Despite its popularity, there are those that question its ability to reproduce a long-lasting, natural appearance. Dr. Sunil Mishra of Mumbai, India studied 35 patients with baldness who underwent SMP using black and brown inks in order to determine if the procedure is safe a safe and effective means of covering baldness cosmetically.
Results and Conclusion
Dr. Mishra concluded that baldness was effectively treated cosmetically with Scalp Micropigmentation. Patients with hair transplant strip scarring, vertex pattern androgenic alopecia, traumatic scars and female pattern hair loss were very satisfied with micropigmentation in improving their baldness.
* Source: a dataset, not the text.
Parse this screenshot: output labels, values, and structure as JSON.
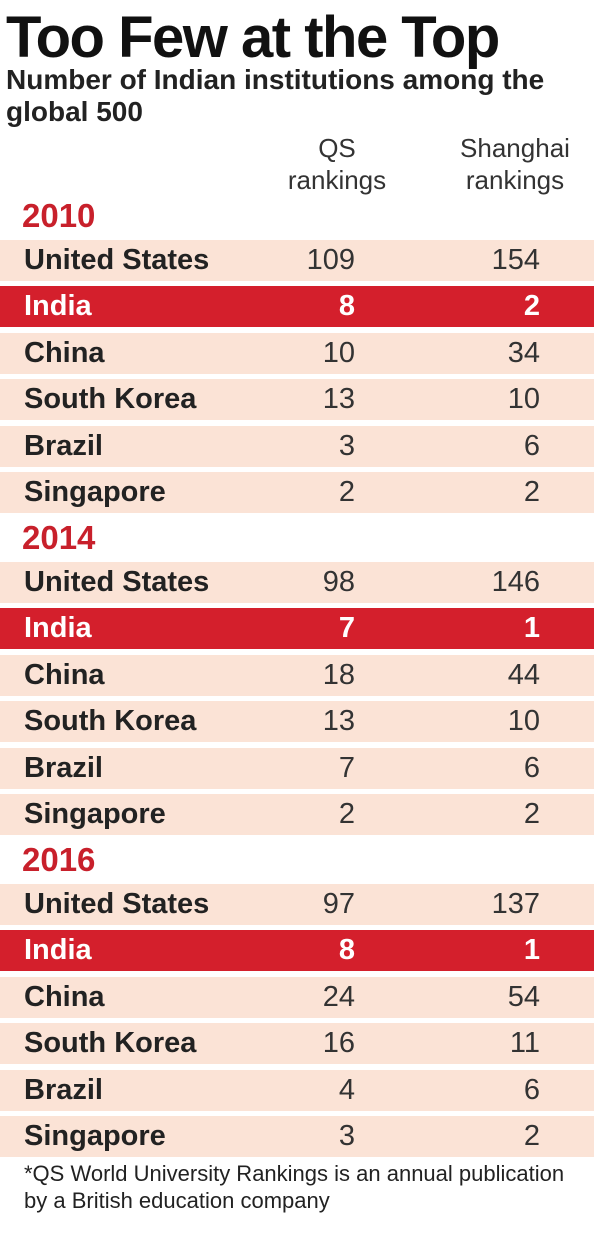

Hair transplant density results were effectively augmented with the help of SMP.
Scalp Micropigmentation can be used as a good alternative to treat baldness cosmetically. Also, it adds to the armamentarium to help achieve satisfactory outcomes after hair transplant in severe grades of baldness.
Thanks to the dedication of skilled and experienced hair transplant surgeons and other hair loss professionals, hair restoration (both medical and surgical) has continued to grow and advance. Our thanks to those physicians who attended this year’s ISHRS meeting in Prague and contributed to the writing of this presentation.